«Québécoises deboutte!» clament les féministes dans les années 1970 pour mobiliser les troupes autour de la lutte pour l’avortement; une mobilisation qui se poursuit pendant plusieurs décennies. En effet, le «bill omnibus», adopté en 1969, ne permet l’interruption de grossesse que sous certaines conditions. Comme le rappelle Louise Desmarais, la femme doit obtenir l’accord de trois médecins à l’hôpital, et peu d’hôpitaux se risquent à mettre en place de tels comités. Aux yeux de cette militante féministe, ce sont les procès du docteur Morgentaler, puis la décision de la Cour suprême d’invalider le Code criminel concernant l’avortement et, enfin, l’affaire Daigle qui ont véritablement permis aux femmes de choisir leur destin. Ce droit de choisir ou non de poursuivre leur grossesse est-il pour autant garanti? «Je ne crains pas un recul au Québec, mais plutôt au niveau fédéral, souligne l’auteure de Mémoire d'une bataille inachevée - La lutte pour l'avortement au Québec. Il faut savoir que depuis six mois seulement, 60 pétitions ont été déposées à la Chambre des communes sur la question de l’avortement et pour reconnaître le droit du fœtus.»
De son côté, Diane Lamoureux, professeure au Département de science politique, constate que l’absence de loi encadrant l’accès à l’avortement fait l’affaire des féministes. Le hic, cependant, c’est que cela n’assure pas des services de qualité gratuits d’un bout à l’autre du pays. L’Île du Prince-Édouard, par exemple, n’en a pas. Et bien des régions éloignées au Québec disposent de ressources insuffisantes, sans parler des communautés autochtones. La chercheuse pointe du doigt, par ailleurs, la mobilisation des militants pro-vie et la montée de la droite évangélique à la Chambre des communes. «Nous ne sommes pas protégées par des lois qui pourraient restreindre le droit à l’avortement», indique-t-elle en citant le projet de loi C484 qui visait à punir doublement le meurtre d’une femme enceinte et ouvrait la porte au droit du fœtus. Louise Langevin, titulaire de la Chaire d’étude Claire-Bonenfant sur la condition des femmes, partage son inquiétude. «Je ne fais pas confiance une seconde à un gouvernement qui débattrait d’une loi plus large qui comprendrait l’avortement, la grossesse et la contraception, car cela risque de faire remonter les vieux démons du contrôle de la capacité reproductive des femmes.»

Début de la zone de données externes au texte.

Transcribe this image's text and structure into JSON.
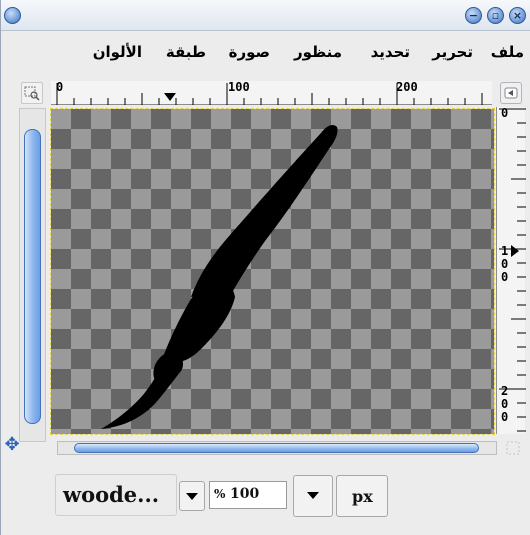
{
  "window": {
    "icon": "window-menu-icon",
    "controls": [
      "minimize-icon",
      "maximize-icon",
      "close-icon"
    ],
    "accent_color": "#4f82c9"
  },
  "menubar": {
    "items": [
      "ملف",
      "تحرير",
      "تحديد",
      "منظور",
      "صورة",
      "طبقة",
      "الألوان"
    ]
  },
  "top_ruler": {
    "labels": [
      "0",
      "100",
      "200"
    ]
  },
  "right_ruler": {
    "labels": [
      "0",
      "1\n0\n0",
      "2\n0\n0"
    ]
  },
  "canvas": {
    "image": "paintbrush-silhouette",
    "background": "transparency-checkerboard"
  },
  "statusbar": {
    "layer_name": "woode...",
    "zoom_value": "100",
    "zoom_prefix": "%",
    "unit": "px"
  }
}
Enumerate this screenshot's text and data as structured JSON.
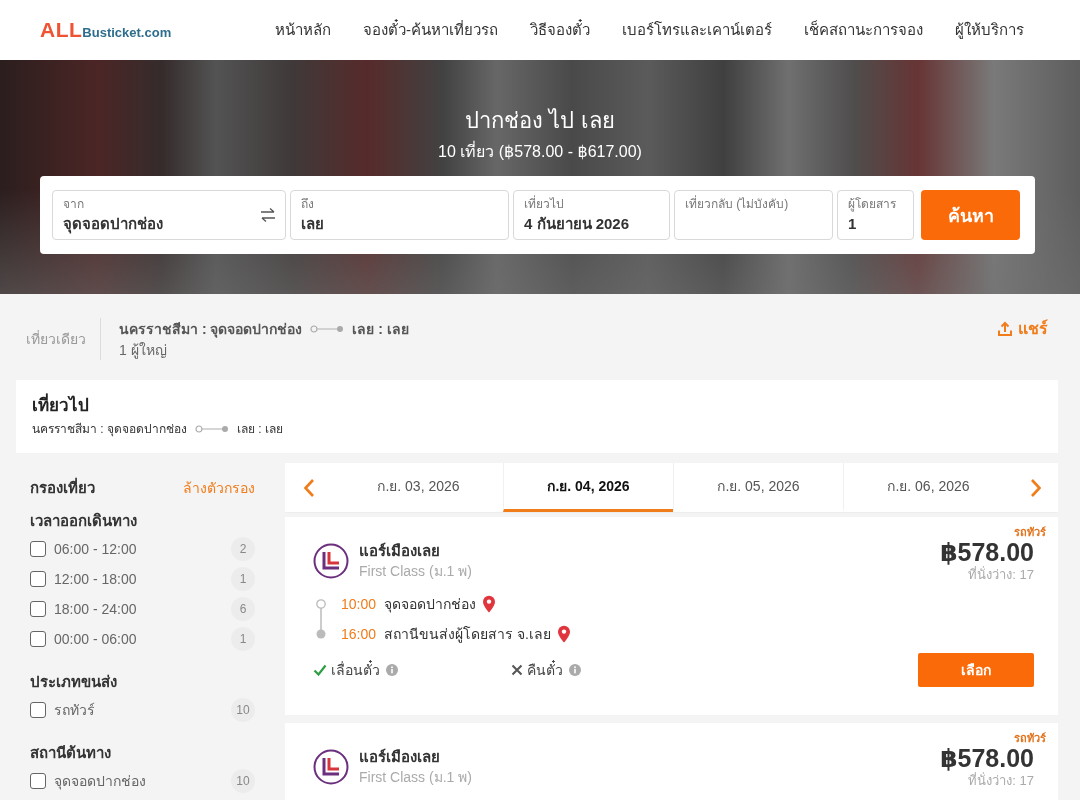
{
  "header": {
    "logo": {
      "prefix": "ALL",
      "suffix": "Busticket.com"
    },
    "nav": [
      "หน้าหลัก",
      "จองตั๋ว-ค้นหาเที่ยวรถ",
      "วิธีจองตั๋ว",
      "เบอร์โทรและเคาน์เตอร์",
      "เช็คสถานะการจอง",
      "ผู้ให้บริการ"
    ]
  },
  "hero": {
    "title": "ปากช่อง ไป เลย",
    "subtitle": "10 เที่ยว (฿578.00 - ฿617.00)"
  },
  "search": {
    "fields": [
      {
        "label": "จาก",
        "value": "จุดจอดปากช่อง"
      },
      {
        "label": "ถึง",
        "value": "เลย"
      },
      {
        "label": "เที่ยวไป",
        "value": "4 กันยายน 2026"
      },
      {
        "label": "เที่ยวกลับ (ไม่บังคับ)"
      },
      {
        "label": "ผู้โดยสาร",
        "value": "1"
      }
    ],
    "button": "ค้นหา"
  },
  "summary": {
    "trip_type": "เที่ยวเดียว",
    "origin": "นครราชสีมา : จุดจอดปากช่อง",
    "destination": "เลย : เลย",
    "passengers": "1 ผู้ใหญ่",
    "share": "แชร์"
  },
  "outbound": {
    "title": "เที่ยวไป",
    "origin": "นครราชสีมา : จุดจอดปากช่อง",
    "destination": "เลย : เลย"
  },
  "filters": {
    "title": "กรองเที่ยว",
    "clear": "ล้างตัวกรอง",
    "groups": [
      {
        "title": "เวลาออกเดินทาง",
        "options": [
          {
            "label": "06:00 - 12:00",
            "count": "2",
            "checked": false
          },
          {
            "label": "12:00 - 18:00",
            "count": "1",
            "checked": false
          },
          {
            "label": "18:00 - 24:00",
            "count": "6",
            "checked": false
          },
          {
            "label": "00:00 - 06:00",
            "count": "1",
            "checked": false
          }
        ]
      },
      {
        "title": "ประเภทขนส่ง",
        "options": [
          {
            "label": "รถทัวร์",
            "count": "10",
            "checked": false
          }
        ]
      },
      {
        "title": "สถานีต้นทาง",
        "options": [
          {
            "label": "จุดจอดปากช่อง",
            "count": "10",
            "checked": false
          }
        ]
      }
    ]
  },
  "date_tabs": [
    {
      "label": "ก.ย. 03, 2026",
      "selected": false
    },
    {
      "label": "ก.ย. 04, 2026",
      "selected": true
    },
    {
      "label": "ก.ย. 05, 2026",
      "selected": false
    },
    {
      "label": "ก.ย. 06, 2026",
      "selected": false
    }
  ],
  "trips": [
    {
      "tag": "รถทัวร์",
      "operator": "แอร์เมืองเลย",
      "class": "First Class (ม.1 พ)",
      "price": "฿578.00",
      "seats": "ที่นั่งว่าง: 17",
      "stops": [
        {
          "kind": "departure",
          "time": "10:00",
          "place": "จุดจอดปากช่อง"
        },
        {
          "kind": "arrival",
          "time": "16:00",
          "place": "สถานีขนส่งผู้โดยสาร จ.เลย"
        }
      ],
      "policies": [
        {
          "label": "เลื่อนตั๋ว",
          "allowed": true
        },
        {
          "label": "คืนตั๋ว",
          "allowed": false
        }
      ],
      "button": "เลือก"
    },
    {
      "tag": "รถทัวร์",
      "operator": "แอร์เมืองเลย",
      "class": "First Class (ม.1 พ)",
      "price": "฿578.00",
      "seats": "ที่นั่งว่าง: 17"
    }
  ]
}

Malgré tout, la titulaire de la Chaire Claire-Bonenfant et Louise Desmarais se satisfont du vide juridique actuel et des jugements de la Cour suprême. Diane Lamoureux, elle, a un avis un peu différent. Elle lance l’idée d’inclure le droit à l’avortement dans la Charte des droits et libertés. Cela éviterait, selon la politologue, une législation limitative, et permettrait aussi d’obtenir davantage de services en régions éloignées, ainsi que pour les communautés autochtones. Une façon de construire la mobilisation autour de cette cause plutôt que de réagir au coup par coup à chaque attaque législative visant à restreindre le droit des femmes à disposer de leur corps. Oui, mais est-ce réaliste d’obtenir l’appui de sept provinces, condition indispensable pour modifier la charte, objectent les autres conférencières? Peut-être qu’un amendement pourrait être inclus dans la Charte québécoise des droits et libertés puisqu’il y a un consensus social autour de cette question dans la province, propose Diane Lamoureux. Une piste que les féministes exploreront peut-être à l’avenir. Tout comme celle, peut-être, d’améliorer l’information sur la contraception pour éviter d’en arriver à l’avortement, comme le suggère Louise Langevin.